Vergiftete Gewässer und stinkende Deponien: Als die Schweiz noch ihren Müll in Flüsse kippte

Der Abfall verschwindet rasch aus unserem Leben. Im Kehrichtsack vor der Haustüre oder in Tonnen der Recycling-Stellen. Sind die Strassen aufgeräumt und die Natur plastikfrei, verschwenden wir kaum Gedanken an den Müll. Wer weiss schon von sich, wie viel er produziert? In der Schweiz sind es gemäss Bundesamt für Umwelt jährlich 700 Kilogramm pro Person. Das ergibt mehr als sechs Millionen Tonnen Siedlungsabfälle pro Jahr. Etwa die Hälfte davon landet in den Kehrichtverbrennungsanlagen – eine Erfindung der Moderne. Bereits im 15. und 16. Jahrhundert hatten die Städte begonnen, ihre Kehrichtabfuhr zu organisieren. Einige richteten Sammelstellen in den Quartieren ein, wohin die Anwohner ihren Abfall und ihr Wischgut bringen mussten. Die Hausbesitzer waren nicht nur für die Ordnung im eigenen Heim zuständig, sie mussten auch den Strassenabschnitt vor der Haustür bis zur Gassenmitte kehren. Städtische Fuhrleute entsorgten schliesslich den gesammelten Kehricht ausserhalb der Stadtmauern. Anders in Winterthur: Dort ordneten die Behörden an, den Abfall am Samstagmorgen in den Stadtbach zu schmeissen. Nachmittags öffneten sich die Schleusen am Stadtweiher und es spülte den Müll fort.

Häftlinge sortieren den Abfall

Ende des 19. Jahrhunderts wurde es vor allem für grössere Städte immer schwieriger, Orte zu finden, um ihren stinkenden Müll abzuladen. Die Stadt Bern karrte den Abfall per Eisenbahn nach Gampelen ins Seeland. Dort mussten ihn Häftlinge aus einem nahe gelegenen Gefängnis sortieren. Ein Modell, das sich aus finanziellen Gründen in verschiedenen europäischen Grossstädten durchgesetzt hatte. Denn die Zahlungsbereitschaft der Bevölkerung war gering, um sich des Kehrichts zu entledigen.
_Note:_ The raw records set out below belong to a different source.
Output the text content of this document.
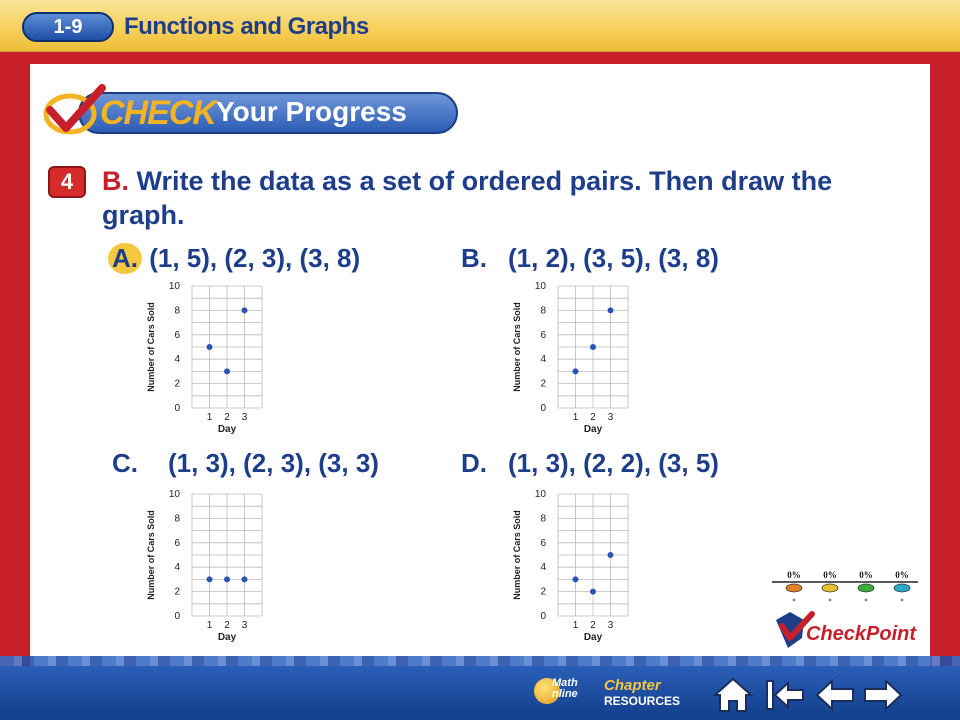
1-9	Functions and Graphs
CHECK Your Progress
4	B. Write the data as a set of ordered pairs. Then draw the graph.
A. (1, 5), (2, 3), (3, 8)	B. (1, 2), (3, 5), (3, 8)
C. (1, 3), (2, 3), (3, 3)	D. (1, 3), (2, 2), (3, 5)
10
8
6
4
2
0
1 2 3
Day
Number of Cars Sold
10
8
6
4
2
0
1 2 3
Day
Number of Cars Sold
10
8
6
4
2
0
1 2 3
Day
Number of Cars Sold
10
8
6
4
2
0
1 2 3
Day
Number of Cars Sold	0%	0%	0%	0%
CheckPoint
Math
nline Chapter
RESOURCES
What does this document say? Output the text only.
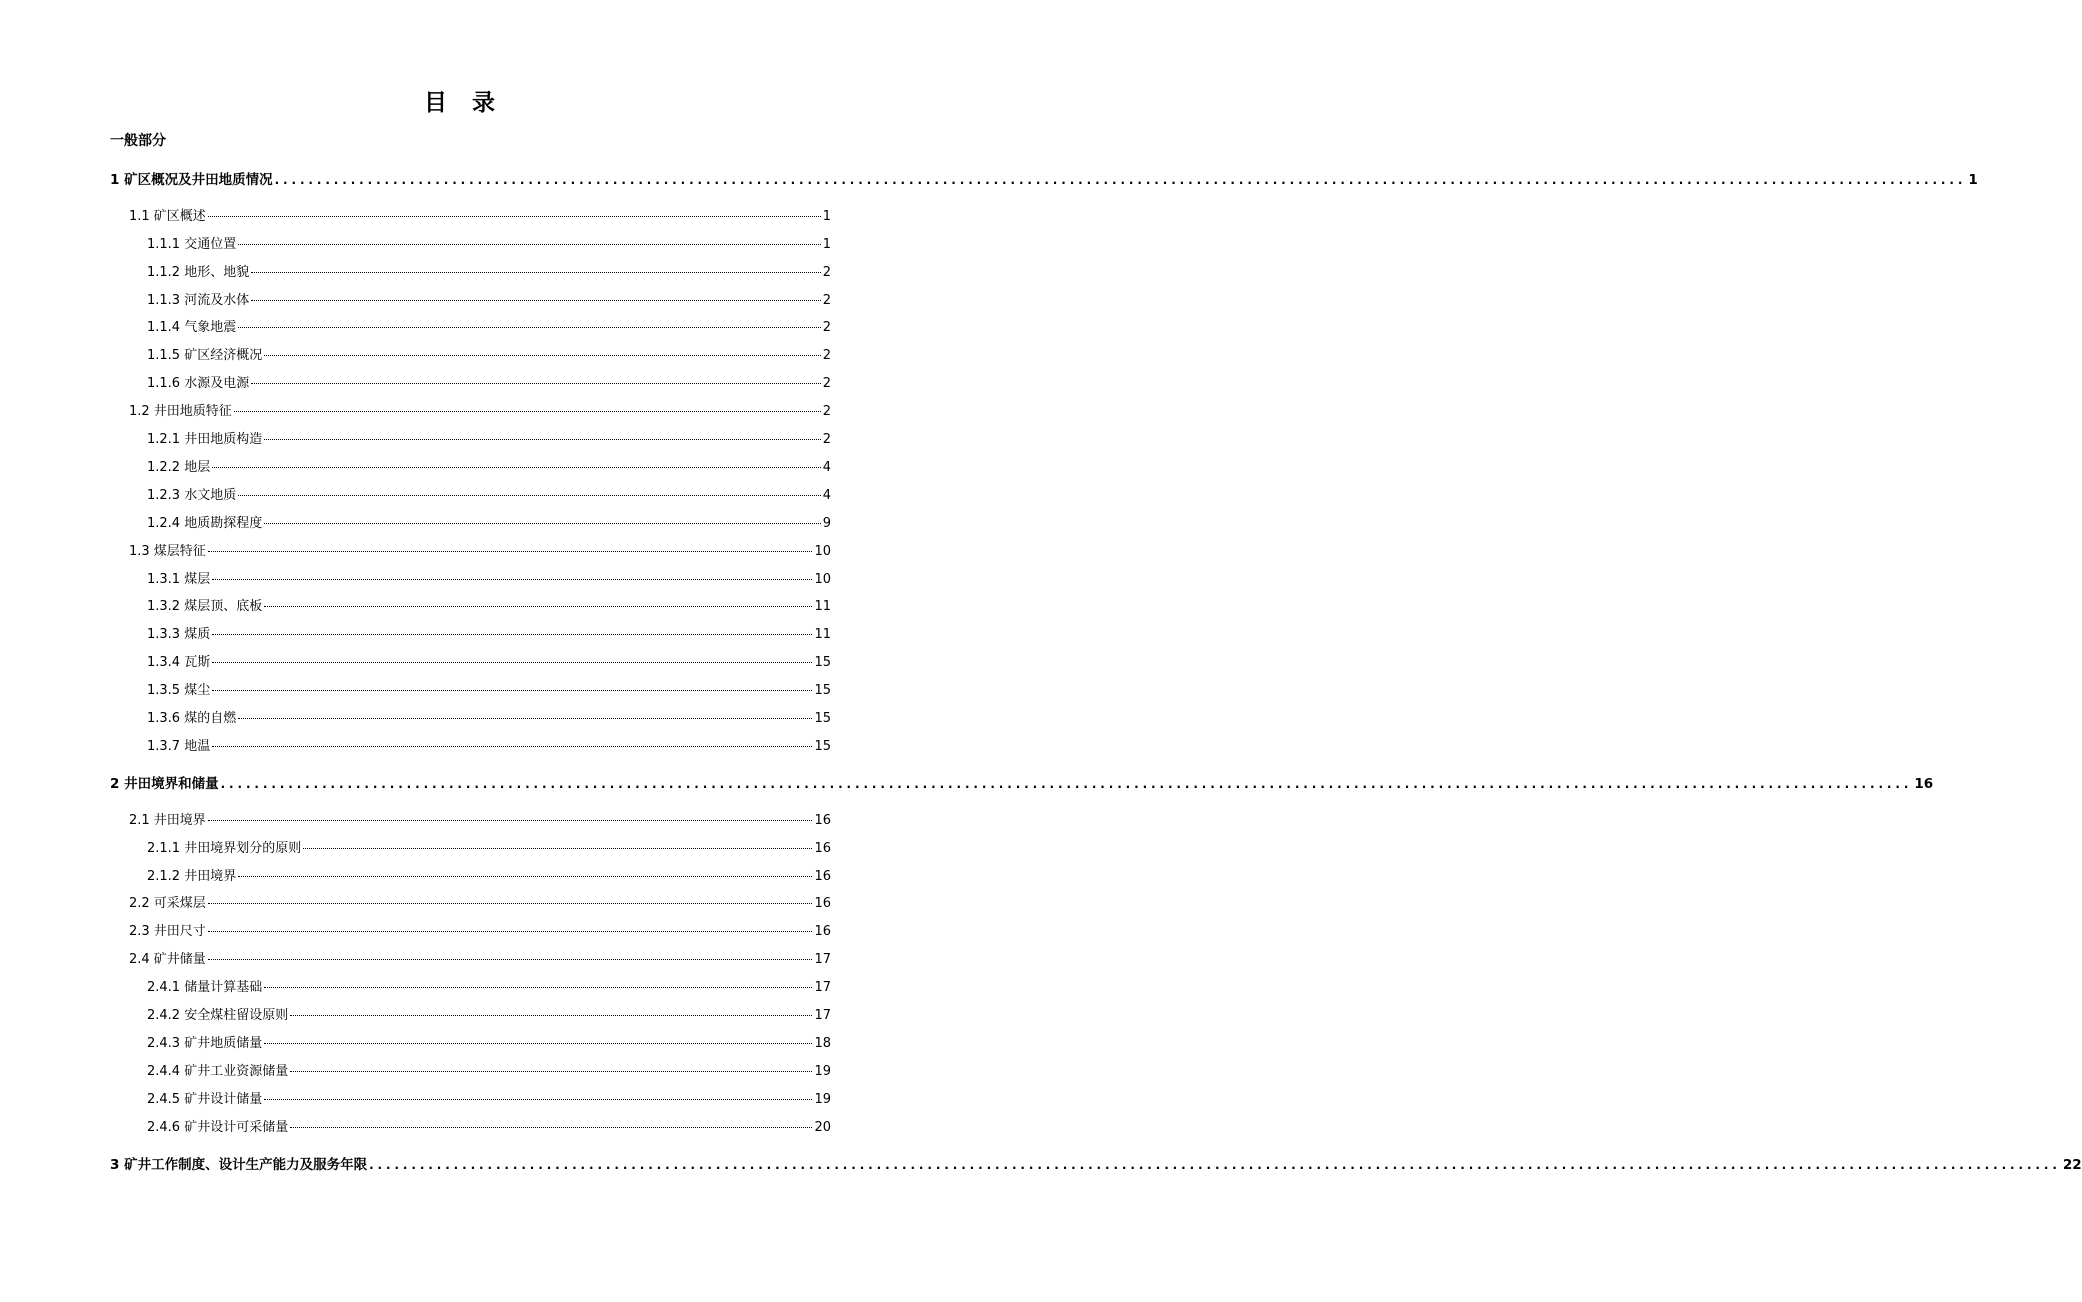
目　录
一般部分
1 矿区概况及井田地质情况 ........................................................................................................................................................................................................ 1
1.1 矿区概述	1
1.1.1 交通位置	1
1.1.2 地形、地貌	2
1.1.3 河流及水体	2
1.1.4 气象地震	2
1.1.5 矿区经济概况	2
1.1.6 水源及电源	2
1.2 井田地质特征	2
1.2.1 井田地质构造	2
1.2.2 地层	4
1.2.3 水文地质	4
1.2.4 地质勘探程度	9
1.3 煤层特征	10
1.3.1 煤层	10
1.3.2 煤层顶、底板	11
1.3.3 煤质	11
1.3.4 瓦斯	15
1.3.5 煤尘	15
1.3.6 煤的自燃	15
1.3.7 地温	15
2 井田境界和储量 ........................................................................................................................................................................................................ 16
2.1 井田境界	16
2.1.1 井田境界划分的原则	16
2.1.2 井田境界	16
2.2 可采煤层	16
2.3 井田尺寸	16
2.4 矿井储量	17
2.4.1 储量计算基础	17
2.4.2 安全煤柱留设原则	17
2.4.3 矿井地质储量	18
2.4.4 矿井工业资源储量	19
2.4.5 矿井设计储量	19
2.4.6 矿井设计可采储量	20
3 矿井工作制度、设计生产能力及服务年限 ........................................................................................................................................................................................................ 22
Zu der zunehmend schwierigen Suche nach Müllhalden gesellten sich weitere Probleme: Mit dem Wohlstand wuchsen die Abfallberge und die schlecht oder nicht abbaubaren Komponenten im Müll nahmen zu. Und dies nicht erst seitdem der Plastik unseren Alltag erobert hat. Bereits früher belasteten etwa Metalle oder die Schlacken von Steinkohleheizungen die Umwelt.

Recycling-Quote übertroffen

Erst Mitte des 20. Jahrhunderts erfolgte der Kurswechsel: Kehrichtverbrennungsanlagen (KVA) wurden gebaut, Gesetze zum Schutz der Umwelt erlassen und die Wiederverwertung vorangetrieben. Die erste KVA der Schweiz baute Zürich 1904. Zehn Jahre später folgte Davos; die dortigen Behörden fürchteten die Tuberkulosebazillen ihrer Kurgäste. Doch die beiden KVA blieben Ausnahmen. Jahrelang. Die restliche Schweiz schüttete bis nach den beiden Weltkriegen ihren Müll weiter in Gruben, in Abfallhalden, in Gewässer und an deren Ufer.

Das ist heute ebenso undenkbar, wie eine leere Pelati-Dose in den Müll zu werfen. Gemäss Swiss Recycling rezyklieren wir rund 54 Prozent der Siedlungsabfälle. Am häufigsten bringen Schweizerinnen und Schweizer Glas (96 Prozent) und Aluminium (90 Prozent) zurück. Nähme das Pflichtbewusstsein ab, drohten Pfandgebühren. Der Bund schreibt bezüglich Glas, PET und Alu eine Recyclings-Quote von 75 Prozent vor. Seitdem sie im Jahr 2000 in Kraft trat, wurde sie stets übertroffen.